Je trouve indécent qu'on parle d'écologie aux Gilets jaunes. Ils fument des clopes et roulent en diésel ? Mais je m'en fous ! Mais alors qu'est-ce que je m'en fous ! Qu'on leur fiche la paix avec la planète, qu'on s'occupe des gros, des vrais pollueurs, de ceux, par exemple, qui prennent l'avion comme les Gilets jaunes prennent leur voiture, et peut-être, ensuite, pourra-t-on leur opposer le sentiment écologique. Ce qui est certain, c'est que ce n'est pas le problème, aujourd'hui. Quand j'entends des slogans du genre « ensemble pour la planète », par exemple, j'ai l'impression d'entendre les Enfoirés, ces milliardaires déculturés et moralisateurs, qui demandent aux smicards de donner de l'argent aux RMistes et aux chômeurs. Salopards, misérables fripouilles ! Quant aux dépenses, il s'agit bien de ça ! Tant que des prédateurs milliardaires se goinfreront impunément sur le dos des entreprises publiques et tant que continuera cette folle politique du changement de peuple, on pourra faire tout ce qu'on veut pour économiser trois sous, la balance sera indéfiniment déficitaire, et tout coûtera trop cher. Ces gens qui nous parlent de "la dette" en se rengorgeant de leur pauvre science comptable me sont odieux. Quelle dette ? Imagine-t-on ce que coûte vraiment cette folie, le Grand Remplacement ? Et pour quel résultat ? Même un Giscard d'Estaing en est aujourd'hui conscient, qui fut à l'origine de cette monstruosité, et la regrette. À un bout, ce sont des milliards qui sont soustraits tranquillement aux nations, sans qu'elles mouftent, et à l'autre, on reproche à de pauvres gens de coûter trop cher. Il y a de quoi devenir fou. 

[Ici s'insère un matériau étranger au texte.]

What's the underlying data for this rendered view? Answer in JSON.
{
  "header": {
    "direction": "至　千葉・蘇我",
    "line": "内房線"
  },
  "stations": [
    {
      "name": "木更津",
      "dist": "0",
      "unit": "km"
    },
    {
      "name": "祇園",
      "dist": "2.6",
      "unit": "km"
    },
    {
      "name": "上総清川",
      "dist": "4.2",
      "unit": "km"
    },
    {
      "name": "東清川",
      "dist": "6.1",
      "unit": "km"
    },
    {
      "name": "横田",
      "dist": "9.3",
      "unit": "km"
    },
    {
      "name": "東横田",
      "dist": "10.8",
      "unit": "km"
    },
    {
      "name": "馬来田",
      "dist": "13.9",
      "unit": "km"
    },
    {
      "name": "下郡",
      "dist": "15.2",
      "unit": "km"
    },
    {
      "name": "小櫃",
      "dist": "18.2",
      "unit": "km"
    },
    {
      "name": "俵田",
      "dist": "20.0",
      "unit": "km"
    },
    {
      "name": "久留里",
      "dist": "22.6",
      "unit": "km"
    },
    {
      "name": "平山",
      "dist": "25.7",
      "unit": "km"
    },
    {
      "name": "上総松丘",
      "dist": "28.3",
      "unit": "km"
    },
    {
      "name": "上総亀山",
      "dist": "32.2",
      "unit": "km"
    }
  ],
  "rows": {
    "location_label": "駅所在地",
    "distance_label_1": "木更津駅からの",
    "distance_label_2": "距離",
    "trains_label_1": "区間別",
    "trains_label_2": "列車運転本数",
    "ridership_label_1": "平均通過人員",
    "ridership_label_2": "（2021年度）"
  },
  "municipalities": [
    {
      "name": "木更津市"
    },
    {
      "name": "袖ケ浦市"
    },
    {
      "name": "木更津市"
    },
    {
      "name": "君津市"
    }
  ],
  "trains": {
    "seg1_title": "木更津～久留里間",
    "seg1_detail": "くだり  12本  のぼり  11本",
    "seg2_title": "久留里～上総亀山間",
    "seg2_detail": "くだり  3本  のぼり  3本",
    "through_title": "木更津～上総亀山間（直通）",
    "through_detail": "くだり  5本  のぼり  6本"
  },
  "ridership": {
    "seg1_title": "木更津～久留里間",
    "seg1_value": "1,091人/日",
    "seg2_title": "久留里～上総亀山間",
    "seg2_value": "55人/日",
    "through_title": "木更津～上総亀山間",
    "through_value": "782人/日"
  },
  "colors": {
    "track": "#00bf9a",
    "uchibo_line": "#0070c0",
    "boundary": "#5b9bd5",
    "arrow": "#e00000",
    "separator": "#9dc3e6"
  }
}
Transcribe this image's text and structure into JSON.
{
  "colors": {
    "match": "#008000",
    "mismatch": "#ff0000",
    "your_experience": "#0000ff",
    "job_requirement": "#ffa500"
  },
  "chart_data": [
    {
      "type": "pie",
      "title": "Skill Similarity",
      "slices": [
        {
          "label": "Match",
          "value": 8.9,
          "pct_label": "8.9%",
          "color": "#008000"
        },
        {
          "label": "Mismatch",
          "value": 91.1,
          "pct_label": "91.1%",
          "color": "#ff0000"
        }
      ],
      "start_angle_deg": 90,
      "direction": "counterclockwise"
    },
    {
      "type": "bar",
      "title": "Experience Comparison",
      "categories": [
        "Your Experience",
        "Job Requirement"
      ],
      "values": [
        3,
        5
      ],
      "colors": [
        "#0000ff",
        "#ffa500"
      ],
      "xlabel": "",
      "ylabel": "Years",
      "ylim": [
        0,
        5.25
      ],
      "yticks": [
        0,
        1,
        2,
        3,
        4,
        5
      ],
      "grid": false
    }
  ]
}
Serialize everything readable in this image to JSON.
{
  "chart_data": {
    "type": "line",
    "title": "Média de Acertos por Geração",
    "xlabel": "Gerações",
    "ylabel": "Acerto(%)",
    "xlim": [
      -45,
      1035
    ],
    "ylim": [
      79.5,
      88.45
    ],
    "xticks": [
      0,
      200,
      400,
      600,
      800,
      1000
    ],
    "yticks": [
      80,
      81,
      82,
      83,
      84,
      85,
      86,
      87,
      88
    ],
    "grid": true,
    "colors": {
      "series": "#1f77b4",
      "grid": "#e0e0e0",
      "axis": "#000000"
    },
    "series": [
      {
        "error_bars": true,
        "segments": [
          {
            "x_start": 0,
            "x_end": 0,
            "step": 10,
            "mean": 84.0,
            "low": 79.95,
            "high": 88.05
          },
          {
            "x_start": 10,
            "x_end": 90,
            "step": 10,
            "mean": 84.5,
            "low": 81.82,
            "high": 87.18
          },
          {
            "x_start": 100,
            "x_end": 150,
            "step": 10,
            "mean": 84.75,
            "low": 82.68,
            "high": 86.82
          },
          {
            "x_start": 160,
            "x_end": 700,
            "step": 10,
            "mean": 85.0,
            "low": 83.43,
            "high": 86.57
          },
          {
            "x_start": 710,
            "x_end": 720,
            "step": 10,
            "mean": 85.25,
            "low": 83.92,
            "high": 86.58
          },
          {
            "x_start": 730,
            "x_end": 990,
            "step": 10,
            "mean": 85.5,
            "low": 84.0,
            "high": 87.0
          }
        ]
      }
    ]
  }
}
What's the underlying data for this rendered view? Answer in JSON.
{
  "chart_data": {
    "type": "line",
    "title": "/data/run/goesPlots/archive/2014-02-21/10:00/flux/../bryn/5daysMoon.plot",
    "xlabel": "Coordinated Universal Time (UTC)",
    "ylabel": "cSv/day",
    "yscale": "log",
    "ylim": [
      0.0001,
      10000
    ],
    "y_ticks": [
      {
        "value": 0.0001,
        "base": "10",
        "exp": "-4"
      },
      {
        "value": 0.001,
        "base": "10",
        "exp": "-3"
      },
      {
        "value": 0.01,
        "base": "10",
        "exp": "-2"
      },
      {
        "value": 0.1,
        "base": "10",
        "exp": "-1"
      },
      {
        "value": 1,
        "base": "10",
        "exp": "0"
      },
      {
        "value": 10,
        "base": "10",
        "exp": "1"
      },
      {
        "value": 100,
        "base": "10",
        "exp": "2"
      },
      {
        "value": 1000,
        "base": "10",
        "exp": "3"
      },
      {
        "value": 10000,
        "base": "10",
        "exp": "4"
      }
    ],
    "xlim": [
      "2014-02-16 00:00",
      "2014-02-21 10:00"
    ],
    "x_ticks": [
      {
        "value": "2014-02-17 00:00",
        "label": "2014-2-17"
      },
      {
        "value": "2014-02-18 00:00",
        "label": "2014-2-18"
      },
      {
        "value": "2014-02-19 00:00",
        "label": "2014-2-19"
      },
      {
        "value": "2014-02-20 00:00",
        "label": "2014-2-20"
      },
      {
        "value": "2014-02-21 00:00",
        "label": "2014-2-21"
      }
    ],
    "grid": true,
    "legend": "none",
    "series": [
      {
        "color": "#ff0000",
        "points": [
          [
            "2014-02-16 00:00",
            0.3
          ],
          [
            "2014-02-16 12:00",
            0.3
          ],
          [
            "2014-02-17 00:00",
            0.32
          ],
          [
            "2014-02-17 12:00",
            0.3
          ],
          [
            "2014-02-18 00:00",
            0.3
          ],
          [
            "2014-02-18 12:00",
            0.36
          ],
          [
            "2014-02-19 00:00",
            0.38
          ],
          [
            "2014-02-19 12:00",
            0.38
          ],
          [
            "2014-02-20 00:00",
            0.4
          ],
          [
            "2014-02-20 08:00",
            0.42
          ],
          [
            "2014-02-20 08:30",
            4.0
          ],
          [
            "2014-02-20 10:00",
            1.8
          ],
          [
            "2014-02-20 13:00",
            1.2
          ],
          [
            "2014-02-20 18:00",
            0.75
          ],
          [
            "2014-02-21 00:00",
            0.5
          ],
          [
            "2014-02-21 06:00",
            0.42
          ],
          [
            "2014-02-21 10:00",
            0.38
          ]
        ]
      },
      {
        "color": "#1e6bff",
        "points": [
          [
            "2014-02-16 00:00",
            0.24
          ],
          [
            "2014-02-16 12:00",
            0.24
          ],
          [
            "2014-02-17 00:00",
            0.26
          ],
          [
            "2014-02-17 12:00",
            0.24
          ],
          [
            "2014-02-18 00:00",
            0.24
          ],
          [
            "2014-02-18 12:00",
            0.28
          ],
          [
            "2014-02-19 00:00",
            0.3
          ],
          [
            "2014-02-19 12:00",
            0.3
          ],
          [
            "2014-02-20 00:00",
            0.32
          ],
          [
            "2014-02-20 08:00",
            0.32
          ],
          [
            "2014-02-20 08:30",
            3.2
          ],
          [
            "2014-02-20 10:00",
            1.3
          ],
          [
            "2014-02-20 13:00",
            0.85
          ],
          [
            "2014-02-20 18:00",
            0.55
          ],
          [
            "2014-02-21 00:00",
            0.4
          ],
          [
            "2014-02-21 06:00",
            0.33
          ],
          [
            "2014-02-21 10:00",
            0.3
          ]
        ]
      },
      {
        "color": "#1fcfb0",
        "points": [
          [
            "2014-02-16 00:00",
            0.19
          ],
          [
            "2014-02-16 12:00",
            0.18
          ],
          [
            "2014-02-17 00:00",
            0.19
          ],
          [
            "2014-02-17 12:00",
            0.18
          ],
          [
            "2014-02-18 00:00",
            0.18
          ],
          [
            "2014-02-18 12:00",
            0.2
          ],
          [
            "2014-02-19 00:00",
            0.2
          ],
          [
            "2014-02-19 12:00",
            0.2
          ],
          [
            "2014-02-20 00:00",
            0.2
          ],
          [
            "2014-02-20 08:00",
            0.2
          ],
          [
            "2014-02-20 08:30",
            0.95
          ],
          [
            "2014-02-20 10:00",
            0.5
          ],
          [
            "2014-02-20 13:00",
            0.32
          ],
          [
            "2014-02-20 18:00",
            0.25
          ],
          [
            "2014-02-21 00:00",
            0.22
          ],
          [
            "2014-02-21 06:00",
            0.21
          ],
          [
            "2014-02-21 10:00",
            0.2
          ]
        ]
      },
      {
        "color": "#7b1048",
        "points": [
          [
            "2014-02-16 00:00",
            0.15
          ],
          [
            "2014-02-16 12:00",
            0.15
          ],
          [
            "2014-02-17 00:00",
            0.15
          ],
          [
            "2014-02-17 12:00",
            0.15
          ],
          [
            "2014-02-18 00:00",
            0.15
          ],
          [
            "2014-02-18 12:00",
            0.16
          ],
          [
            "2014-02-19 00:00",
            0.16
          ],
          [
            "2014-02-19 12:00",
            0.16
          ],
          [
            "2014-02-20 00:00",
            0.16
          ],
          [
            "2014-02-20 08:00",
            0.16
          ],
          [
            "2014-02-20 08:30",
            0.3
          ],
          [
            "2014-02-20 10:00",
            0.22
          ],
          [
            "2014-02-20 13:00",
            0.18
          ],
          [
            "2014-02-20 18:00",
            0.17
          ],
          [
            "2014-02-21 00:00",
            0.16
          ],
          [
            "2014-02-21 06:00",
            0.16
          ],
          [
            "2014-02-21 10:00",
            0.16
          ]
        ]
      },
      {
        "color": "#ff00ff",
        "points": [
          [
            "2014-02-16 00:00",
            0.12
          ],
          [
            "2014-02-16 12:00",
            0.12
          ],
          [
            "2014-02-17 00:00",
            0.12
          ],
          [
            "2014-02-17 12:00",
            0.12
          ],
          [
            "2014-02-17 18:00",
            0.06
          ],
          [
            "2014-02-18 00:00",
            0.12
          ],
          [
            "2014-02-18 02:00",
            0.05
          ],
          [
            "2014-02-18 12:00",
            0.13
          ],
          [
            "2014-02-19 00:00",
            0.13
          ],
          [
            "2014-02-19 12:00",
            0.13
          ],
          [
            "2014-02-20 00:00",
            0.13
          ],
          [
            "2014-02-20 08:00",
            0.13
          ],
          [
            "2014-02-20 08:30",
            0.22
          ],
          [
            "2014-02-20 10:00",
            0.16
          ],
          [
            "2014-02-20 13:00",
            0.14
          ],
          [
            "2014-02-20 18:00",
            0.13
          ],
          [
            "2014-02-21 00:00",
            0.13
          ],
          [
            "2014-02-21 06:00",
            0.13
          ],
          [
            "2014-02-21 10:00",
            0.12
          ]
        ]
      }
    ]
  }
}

Les Gilets jaunes veulent seulement continuer à exister. Eux seuls n'auraient pas ce droit ? Chacune des minorités de ce pays tyrannise la société pour un oui ou pour un non, et le peuple français dans son immense majorité n'aurait pas le droit de simplement subsister, alors qu'il ferme sa gueule depuis quarante ans, tétanisé par les fêlés qui théorisent un nouveau monde auquel il ne comprend rien ? C'est bien le sens profond de ce mouvement qui est un mouvement de fond : est-ce que nous, peuple français, avons encore le droit de persister dans notre être en ce pays qui naguère était le nôtre ? Je constate une chose : moins on demande et moins on obtient. Ceux qui gueulent très fort et emmerdent le monde à longueur d'année – féministes, LGBT, minorités diverses, casseurs – obtiennent à peu près tout ce qu'ils veulent. Les Gilets jaunes ont fini par entendre la leçon, et sortent de l'ombre. Mais comme ils sont beaucoup plus nombreux que ces fameuses minorités, ça fait beaucoup plus de bruit, évidement, et ça effraie, car le mouvement une fois mis en branle, il semble difficile à arrêter. Pour ma part, je m'en réjouis. C'est – enfin – le retour à un ordre des choses normal, en démocratie. La majorité veut se faire entendre comme ce qu'elle est, la majorité – pour combien de temps, ça c'est une autre question… 

La transcendance et les bonnes manières sont remises à une date ultérieure, car la vie est courte. Les Gilets jaunes, c'est ça qu'ils voient : leur vie est courte, et elle n'a pas encore commencé. Ils s'impatientent, et je comprends cette impatience. Et puis, merde, ils sont détestés de BHL et de Kassovitz, et ça, ça compte double.